9-10-11 Ocak’ta Ada’nın Türk ve Rum liderlerini Cenevre’nin Mont Pelerin kasabasında bir araya getirecek olan konferans, daha sonra 12 Ocak tarihinde garantör ülkeler Türkiye, Yunanistan ve İngiltere’nin de katılımıyla 5’li konferans olacağı tahmin edilirken Anastasiadis’ın konferansta, “AB hazır bulunacaktır. Birleşmiş Milletler(BM) Güvenlik Konseyi’nin daimi üyelerinin de olma ihtimali var” yönündeki açıklamalarını Uluslararası Stratejik Araştırmalar Enstitüsü Müdürü (ULİSA) aynı zamanda Yıldırım Beyazıt Üniversitesi Uluslararası İlişkiler Bölüm Başkanı Prof. Dr. Mustafa Sıtkı Bilgin İHA muhabirine değerlendirdi.

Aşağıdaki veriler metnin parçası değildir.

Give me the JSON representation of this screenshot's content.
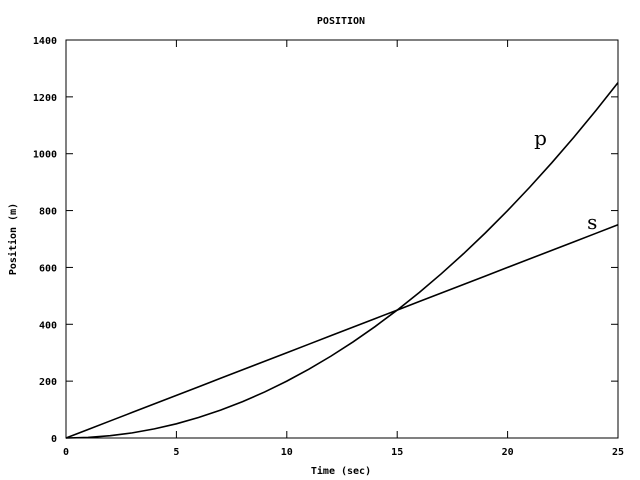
{
  "chart_data": {
    "type": "line",
    "title": "POSITION",
    "xlabel": "Time (sec)",
    "ylabel": "Position (m)",
    "xlim": [
      0,
      25
    ],
    "ylim": [
      0,
      1400
    ],
    "xticks": [
      "0",
      "5",
      "10",
      "15",
      "20",
      "25"
    ],
    "yticks": [
      "0",
      "200",
      "400",
      "600",
      "800",
      "1000",
      "1200",
      "1400"
    ],
    "grid": false,
    "legend": "none",
    "x": [
      0,
      1,
      2,
      3,
      4,
      5,
      6,
      7,
      8,
      9,
      10,
      11,
      12,
      13,
      14,
      15,
      16,
      17,
      18,
      19,
      20,
      21,
      22,
      23,
      24,
      25
    ],
    "series": [
      {
        "name": "p",
        "values": [
          0,
          2,
          8,
          18,
          32,
          50,
          72,
          98,
          128,
          162,
          200,
          242,
          288,
          338,
          392,
          450,
          512,
          578,
          648,
          722,
          800,
          882,
          968,
          1058,
          1152,
          1250
        ]
      },
      {
        "name": "s",
        "values": [
          0,
          30,
          60,
          90,
          120,
          150,
          180,
          210,
          240,
          270,
          300,
          330,
          360,
          390,
          420,
          450,
          480,
          510,
          540,
          570,
          600,
          630,
          660,
          690,
          720,
          750
        ]
      }
    ],
    "line_color": "#000000"
  }
}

“Meseleyi çözecek olan en başta Türkiye ile Yunanistan’dır”
Mustafa Sıtkı Bilgin, Kıbrıs meselesine dış güçlerin müdahalesinin sorunun daha da derinleşmesine yol açacağının altını çizerek, “Cenevre müzakerelerinde BM Güvenlik Konseyi’nin de masa da olması Türkiye’nin elini zayıflamaya yönelik hamledir. Bu ne Avrupa devletlerinin işidir ne de BM güvenlik konseyi üyelerinin işidir. Bunu çözecek olan en başta Türkiye ile Yunanistan’dır. Türkiye ve Yunanistan’ın yanında da bölgedeki halkları temsilen Güney Kıbrıs Yönlerimi ve Kuzey Kıbrıs Yönetimidir. Kıbrıs meselesine dış güçlerin müdahalesi ancak sorunun kangrenleşmesine ve derinleşmesine yol açar” yorumunda bulundu.

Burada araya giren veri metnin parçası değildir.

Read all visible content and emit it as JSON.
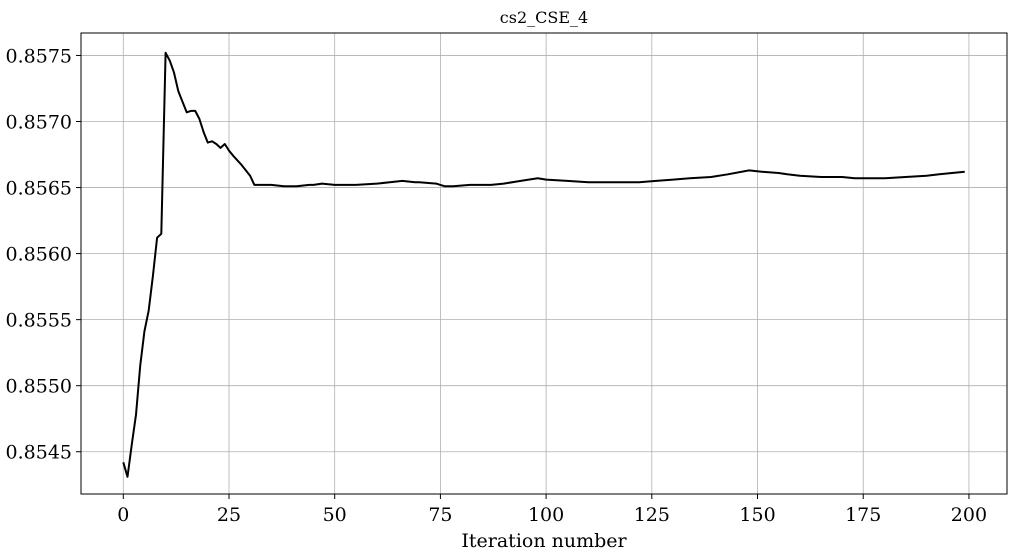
{
  "chart_data": {
    "type": "line",
    "title": "cs2_CSE_4",
    "xlabel": "Iteration number",
    "ylabel": "",
    "xlim": [
      -10,
      209
    ],
    "ylim": [
      0.85418,
      0.85767
    ],
    "grid": true,
    "xticks": [
      0,
      25,
      50,
      75,
      100,
      125,
      150,
      175,
      200
    ],
    "yticks": [
      0.8545,
      0.855,
      0.8555,
      0.856,
      0.8565,
      0.857,
      0.8575
    ],
    "ytick_labels": [
      "0.8545",
      "0.8550",
      "0.8555",
      "0.8560",
      "0.8565",
      "0.8570",
      "0.8575"
    ],
    "series": [
      {
        "color": "#000000",
        "x": [
          0,
          1,
          2,
          3,
          4,
          5,
          6,
          7,
          8,
          9,
          10,
          11,
          12,
          13,
          14,
          15,
          16,
          17,
          18,
          19,
          20,
          21,
          22,
          23,
          24,
          25,
          26,
          28,
          30,
          31,
          33,
          35,
          38,
          41,
          44,
          45,
          47,
          50,
          55,
          60,
          63,
          66,
          69,
          70,
          74,
          75,
          76,
          78,
          82,
          85,
          87,
          90,
          94,
          98,
          100,
          105,
          110,
          112,
          117,
          122,
          126,
          130,
          134,
          139,
          143,
          148,
          151,
          155,
          157,
          160,
          165,
          170,
          173,
          175,
          180,
          185,
          190,
          193,
          196,
          199
        ],
        "y": [
          0.85442,
          0.85431,
          0.85455,
          0.85478,
          0.85515,
          0.85541,
          0.85557,
          0.85583,
          0.85612,
          0.85615,
          0.85752,
          0.85746,
          0.85737,
          0.85723,
          0.85715,
          0.85707,
          0.85708,
          0.85708,
          0.85702,
          0.85692,
          0.85684,
          0.85685,
          0.85683,
          0.8568,
          0.85683,
          0.85678,
          0.85674,
          0.85667,
          0.85659,
          0.85652,
          0.85652,
          0.85652,
          0.85651,
          0.85651,
          0.85652,
          0.85652,
          0.85653,
          0.85652,
          0.85652,
          0.85653,
          0.85654,
          0.85655,
          0.85654,
          0.85654,
          0.85653,
          0.85652,
          0.85651,
          0.85651,
          0.85652,
          0.85652,
          0.85652,
          0.85653,
          0.85655,
          0.85657,
          0.85656,
          0.85655,
          0.85654,
          0.85654,
          0.85654,
          0.85654,
          0.85655,
          0.85656,
          0.85657,
          0.85658,
          0.8566,
          0.85663,
          0.85662,
          0.85661,
          0.8566,
          0.85659,
          0.85658,
          0.85658,
          0.85657,
          0.85657,
          0.85657,
          0.85658,
          0.85659,
          0.8566,
          0.85661,
          0.85662
        ]
      }
    ]
  }
}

“Rumların niyeti çözüm değil”
1960 Londra Anlaşması ile Türkiye’nin Kıbrıs’ta garantörlük ve asker bulundurma hakkı olduğunu hatırlatan Bilgin, Cenevre’de yapılacak olan müzakerelerde “Hiçbir şekilde bu haklarımızdan feragat ve fedakarlık etmemiz lazım” diyerek,”Rumların niyeti çözüm değil, Rumların temel amacı Türkiye’nin bu stratejik ve siyasi kazanımlarını diplomasi yoluyla engellemek ve bu hakları ortadan kaldırmaya dayanıyor. Makarios’tan beri de bu politika milim şaşmamıştır. 1974’ten bu yana Rum siyaseti ve diplomasisi incelendiğinde bunlar apaçık ortadadır” diye konuştu.
“Türkiye’nin de kırmızı çizgileri var”
Birleşik bir Kıbrıs mümkün mü? Sorusuna Bilgin, “Birçok birleşme hamlesi yapıldı, iki toplum bir araya getirilmeye çalışıldı, Zürih, Londra Anlaşmaları yapıldı, 1960 Anayasası kabul edildi. Birçok kere teşebbüslerde bulunuldu. Ama bu teşebbüslerin hepsi de önce 1963 olayları sonra 1964, 1967 daha sonrada Rumların gittikçe şiddetlerini artırdığı, Türkleri katliama uğrattıkları şiddet olayları yaşandı. Bütün bunlar ortaya koydu ki, Rumların amacı Ada’da birlikte iki toplumlu bir çözüm değil, Türkeri asimile ederek tabiri caizse ‘adayı yutmak’ istemektedir. Elbette ki diplomasi yürütülecek uluslararası diplomasi önemlidir. Türkiye de bu konuda diplomasiden ve siyasetten kaçan bir taraf olmayacak ama diplomasinin temeli gerek 1960 Anayasası’nda gerek 1974 Barış Harekatı ile elde ettiği kazanımlara ilave olarak kazanma üzerine olmalıdır. Türkiye’nin de kırmızı çizgileri var. Fren yapması gereken yer var. Gaza basması gereken yer var”cevabını verdi.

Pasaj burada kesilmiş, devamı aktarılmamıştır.